Where a shareholder is unable to take up a rights issue, he or she is allowed to trade it on the floor of the Nigerian Stock Exchange to other interested shareholders who may want to take it up. The fact that existing shareholders are allowed to trade their rights on the floor of the exchange means that the ownership structure of a company can actually change after a rights issue. Majority shareholders can and often use a rights offering to increase their ownership stake in a company knowing fully well that minority shareholders may not be in a position to pick up their rights or would likely trade it.

There are several reasons company’s issue rights. In a high interest rate environment like Nigeria, companies can use rights issues to raise cheap money from existing shareholders rather than go to the banks to borrow. Money can also be raised through a rights issue to pay down debts that have become too cumbersome on the books of a company. Recently, many firms that have raised rights issues have done so to pay down their dollar denominated debts so that they can reduce or eliminate interest payments on such debts. Money can also be raised through rights for expansion, acquisition or just for working capital purposes.

In order to decide whether to buy into a rights issue or not, it is very important to find out from the rights issue circular what the existing management plans to use the money raised from the rights issue for.  If the rights issue is being used to pay down a loan, it is important to find out what that loan was used for in the first place. Was the loan well managed? If the loan was mismanaged, then the proceeds on the rights issue would almost likely also be mismanaged and the company will soon be in trouble again.

Perhaps, it is the pressure from bankers that is forcing management do a rights issue. As soon as they get the money from shareholders to pay down the loan from the banks, they will return to their poor management practices. So it is important that as an investor, you ask the management the right questions before giving them money that may go into covering up the outcome of past bad management decisions.

Where the proceeds of the rights issue will be used to acquire new firms, it is also important to find out if proper due diligence has been done on the proposed acquisition. Do not help managers fund ego-fuelled acquisitions that will damage the company’s long term value. Even where the proceeds are to be used for working capital purposes, find out why the company is having working capital issues. Have they spread themselves too thin? Are they carrying too much overheads? Do they need to downsize?  All these are issues that money can’t be thrown at. It must be resolved internally, or else the proceeds of the rights issue will run dry again in the face of the challenges forcing the management to seek for more funds.
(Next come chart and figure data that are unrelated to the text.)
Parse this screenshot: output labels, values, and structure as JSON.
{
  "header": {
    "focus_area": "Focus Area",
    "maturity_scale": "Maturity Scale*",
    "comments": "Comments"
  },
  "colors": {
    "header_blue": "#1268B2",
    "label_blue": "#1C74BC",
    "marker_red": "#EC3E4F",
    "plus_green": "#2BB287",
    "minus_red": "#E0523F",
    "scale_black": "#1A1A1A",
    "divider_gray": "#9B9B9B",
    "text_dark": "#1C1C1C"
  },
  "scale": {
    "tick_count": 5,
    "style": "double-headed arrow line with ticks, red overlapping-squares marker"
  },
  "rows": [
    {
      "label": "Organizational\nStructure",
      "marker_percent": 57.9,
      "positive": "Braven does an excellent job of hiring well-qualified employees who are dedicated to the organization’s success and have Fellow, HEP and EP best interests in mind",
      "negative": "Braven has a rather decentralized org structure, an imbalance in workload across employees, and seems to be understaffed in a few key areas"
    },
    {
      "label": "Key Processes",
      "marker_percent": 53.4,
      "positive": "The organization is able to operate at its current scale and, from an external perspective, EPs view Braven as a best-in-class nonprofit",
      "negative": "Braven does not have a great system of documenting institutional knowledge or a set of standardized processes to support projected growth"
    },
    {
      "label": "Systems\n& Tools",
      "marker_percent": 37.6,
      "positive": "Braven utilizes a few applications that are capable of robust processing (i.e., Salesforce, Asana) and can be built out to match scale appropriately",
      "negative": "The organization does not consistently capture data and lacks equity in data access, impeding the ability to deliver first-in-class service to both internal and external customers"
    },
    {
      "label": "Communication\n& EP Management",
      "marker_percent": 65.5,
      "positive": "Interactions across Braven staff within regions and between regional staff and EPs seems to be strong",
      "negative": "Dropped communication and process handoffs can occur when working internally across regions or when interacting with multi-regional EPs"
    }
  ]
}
Whatever decision you eventually make about a rights issue, whether you decide to pick up your rights or sell or ignore, you will still be impacted by the outcome of the rights issue. The new issued shares will eventually dilute your shareholding in the company and affect the returns that are due to you. If the money raised through the rights issue are utilised properly, it would raise the company’s long term value and compensate you for the short term loss in value. But if the money raised is not properly utilised, then the immediate dilution in value from a rights issue would only get worse. The bottom line is that as an existing shareholder, you cannot afford to ignore a rights issue. At the minimum sell your rights to get some value.